Once the ship was found in 2005 using a side scan sonar method, Kennard and Scoville began planning their exploration. One of the biggest obstacles the team faced was the depth at which the Milan laid, said Scoville.

“It was too deep to safely send a diver down,” he said. “There are a lot of risks with technical diving and once you reach the bottom, you can only spend 10 or 15 minutes searching the wreck.”

To continue their research, the team needed a way to take pictures and video without placing any lives in danger. Scoville, who was a senior at the Rochester Institute of Technology at the time, said he took the opportunity to create a Remotely Operated Vehicle as his senior project with the help of some of his fellow students.

“The ROV can stay at the bottom taking video for hours a day,” he said. “It was expensive to create at first, but after that it cost a lot less than technical diving.”

According to Scoville, the ROV is a small device with multiple cameras and high-intensity lights attached to it in air-tight containers. The device is attached to a 680-foot-long fiber-optic cable which sends images to a laptop computer. Researchers can operate the device via remote control in the safety of their boat, eliminating the risks of diving.

Upon graduating from RIT, Scoville sold the intellectual properties of the ROV to Henrietta-based company Hydroacoustics, Inc. Scoville now works for the company developing the next generation of ROVs.

With the means to explore the wreck available in summer of 2006, the team began their research. The images sent back by the ROV proved to be valuable as Kennard and Scoville discovered how unique the Milan was to Lake Ontario’s southern shores.

“The ship had a tiller, whereas most ships after 1850 had a wheel and a rudder,” Kennard said. “This gave us a better idea of how old the ship was, which helped us make a better case that this was in fact the Milan.”

Other features helping the team determine they had found the Milan included a scroll bow, which Kennard said is unique to ships of the time period. Kennard said he knew of one other ship, called the Oxford, found in Lake Erie, that had the same type of bow. The ship was built by Asa Wilcox and based on the comparison of bows, the team was able to definitely say the Milan was also built by Wilcox at Three-Mile Bay in 1845, according to Kennard.

“There is no name plate on the Milan,” he said. “Sometimes they paint the name on but it comes off. We sent for enrollment papers that give information on when the ship was built, where it’s been and all the specifics, and this helped us make all these conclusions.”

After releasing the Milan story, Kennard was contacted by representatives of the Salt Museum in Liverpool, N.Y. The museum was interested in the ship because it had been carrying 1,000 barrels of salt when it sank. Kennard said they did not find any barrels of salt because the crew tossed them overboard before abandoning the schooner.

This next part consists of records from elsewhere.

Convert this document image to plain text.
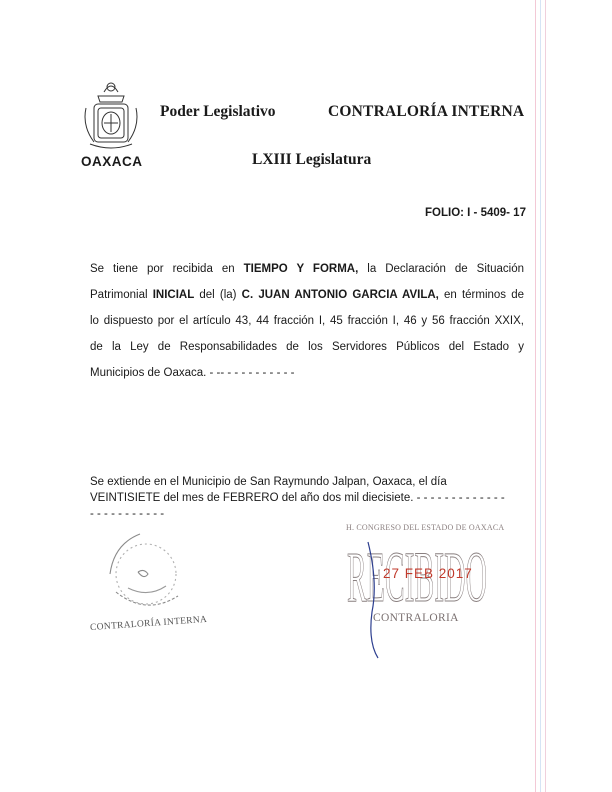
OAXACA
Poder Legislativo	CONTRALORÍA INTERNA
LXIII Legislatura
FOLIO: I - 5409- 17
Se tiene por recibida en TIEMPO Y FORMA, la Declaración de Situación
Patrimonial INICIAL del (la) C. JUAN ANTONIO GARCIA AVILA, en términos de
lo dispuesto por el artículo 43, 44 fracción I, 45 fracción I, 46 y 56 fracción XXIX,
de la Ley de Responsabilidades de los Servidores Públicos del Estado y
Municipios de Oaxaca. - -- - - - - - - - - - -
Se extiende en el Municipio de San Raymundo Jalpan, Oaxaca, el día
VEINTISIETE del mes de FEBRERO del año dos mil diecisiete. - - - - - - - - - - - - -
- - - - - - - - - - -
CONTRALORÍA INTERNA
H. CONGRESO DEL ESTADO DE OAXACA
RECIBIDO
27 FEB 2017
CONTRALORIA
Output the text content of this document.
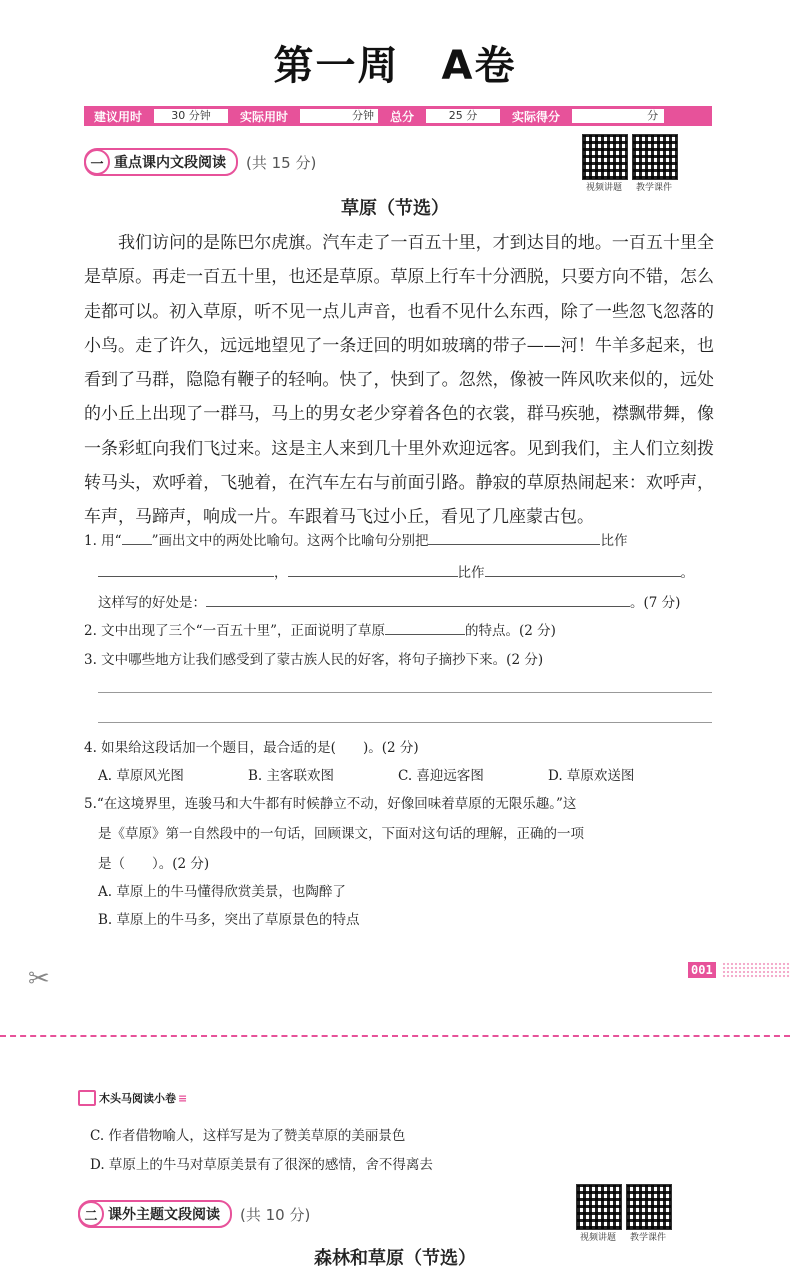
第一周　A卷
建议用时	30 分钟	实际用时	分钟	总分	25 分	实际得分	分
一 重点课内文段阅读 (共 15 分)
视频讲题	教学课件
草原（节选）

我们访问的是陈巴尔虎旗。汽车走了一百五十里，才到达目的地。一百五十里全是草原。再走一百五十里，也还是草原。草原上行车十分洒脱，只要方向不错，怎么走都可以。初入草原，听不见一点儿声音，也看不见什么东西，除了一些忽飞忽落的小鸟。走了许久，远远地望见了一条迂回的明如玻璃的带子——河！牛羊多起来，也看到了马群，隐隐有鞭子的轻响。快了，快到了。忽然，像被一阵风吹来似的，远处的小丘上出现了一群马，马上的男女老少穿着各色的衣裳，群马疾驰，襟飘带舞，像一条彩虹向我们飞过来。这是主人来到几十里外欢迎远客。见到我们，主人们立刻拨转马头，欢呼着，飞驰着，在汽车左右与前面引路。静寂的草原热闹起来：欢呼声，车声，马蹄声，响成一片。车跟着马飞过小丘，看见了几座蒙古包。

1. 用“ ”画出文中的两处比喻句。这两个比喻句分别把	比作
，	比作	。
这样写的好处是：	。(7 分)
2. 文中出现了三个“一百五十里”，正面说明了草原	的特点。(2 分)
3. 文中哪些地方让我们感受到了蒙古族人民的好客，将句子摘抄下来。(2 分)
4. 如果给这段话加一个题目，最合适的是(　　)。(2 分)
A. 草原风光图	B. 主客联欢图	C. 喜迎远客图	D. 草原欢送图
5.“在这境界里，连骏马和大牛都有时候静立不动，好像回味着草原的无限乐趣。”这
是《草原》第一自然段中的一句话，回顾课文，下面对这句话的理解，正确的一项
是（　　）。(2 分)
A. 草原上的牛马懂得欣赏美景，也陶醉了
B. 草原上的牛马多，突出了草原景色的特点
✂	001
木头马阅读小卷 ≡
C. 作者借物喻人，这样写是为了赞美草原的美丽景色
D. 草原上的牛马对草原美景有了很深的感情，舍不得离去
二 课外主题文段阅读 (共 10 分)
视频讲题	教学课件
森林和草原（节选）
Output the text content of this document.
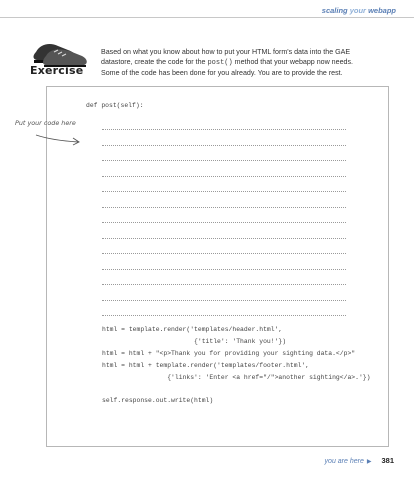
scaling your webapp
Exercise
Based on what you know about how to put your HTML form's data into the GAE datastore, create the code for the post() method that your webapp now needs. Some of the code has been done for you already. You are to provide the rest.
def post(self):
Put your code here
html = template.render('templates/header.html',
{'title': 'Thank you!'})
html = html + "<p>Thank you for providing your sighting data.</p>"
html = html + template.render('templates/footer.html',
{'links': 'Enter <a href="/">another sighting</a>.'})
self.response.out.write(html)
you are here ▶ 381
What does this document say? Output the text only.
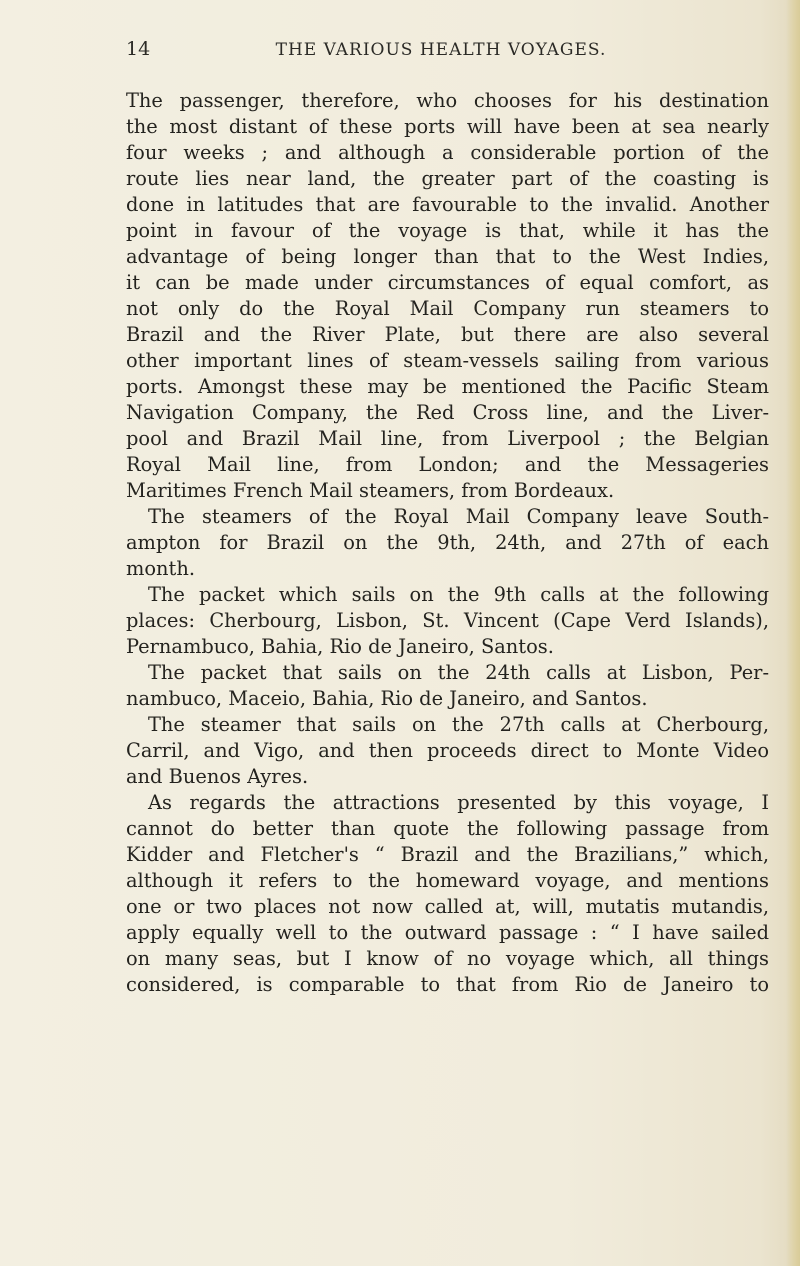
14	THE VARIOUS HEALTH VOYAGES.
The passenger, therefore, who chooses for his destination
the most distant of these ports will have been at sea nearly
four weeks ; and although a considerable portion of the
route lies near land, the greater part of the coasting is
done in latitudes that are favourable to the invalid. Another
point in favour of the voyage is that, while it has the
advantage of being longer than that to the West Indies,
it can be made under circumstances of equal comfort, as
not only do the Royal Mail Company run steamers to
Brazil and the River Plate, but there are also several
other important lines of steam-vessels sailing from various
ports. Amongst these may be mentioned the Pacific Steam
Navigation Company, the Red Cross line, and the Liver-
pool and Brazil Mail line, from Liverpool ; the Belgian
Royal Mail line, from London; and the Messageries
Maritimes French Mail steamers, from Bordeaux.
The steamers of the Royal Mail Company leave South-
ampton for Brazil on the 9th, 24th, and 27th of each
month.
The packet which sails on the 9th calls at the following
places: Cherbourg, Lisbon, St. Vincent (Cape Verd Islands),
Pernambuco, Bahia, Rio de Janeiro, Santos.
The packet that sails on the 24th calls at Lisbon, Per-
nambuco, Maceio, Bahia, Rio de Janeiro, and Santos.
The steamer that sails on the 27th calls at Cherbourg,
Carril, and Vigo, and then proceeds direct to Monte Video
and Buenos Ayres.
As regards the attractions presented by this voyage, I
cannot do better than quote the following passage from
Kidder and Fletcher's “ Brazil and the Brazilians,” which,
although it refers to the homeward voyage, and mentions
one or two places not now called at, will, mutatis mutandis,
apply equally well to the outward passage : “ I have sailed
on many seas, but I know of no voyage which, all things
considered, is comparable to that from Rio de Janeiro to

Based on records and the condition of the wreckage, Kennard said the team concluded that the ship had sprung a leak during a voyage in 1849 and the crew changed direction in an attempt to run ashore. The leak could not be found and the crew was forced to abandon ship, letting it sink.

All of the information and images gathered during the exploration allowed team artist Roland “Chip” Stevens to come up with a sketch of how the schooner looks in its current condition. He will also be able to make a rough sketch of what the ship looked like during the four years it was in service, according to Kennard.

“You don’t have photographs of ships like this from when they were built, so being able to bring back images of what they looked like is something special,” he said.

As for the future of the ship, Scoville said the team’s work is basically finished. Any further research would require approval from New York state to do an archaeological survey, which costs much more than anything they have done so far.

“Obviously the more you look the more likely you are to notice things you didn’t see before,” Scoville said. “We’ve concluded our investigation, so the Milan will probably stay right where it is for now.”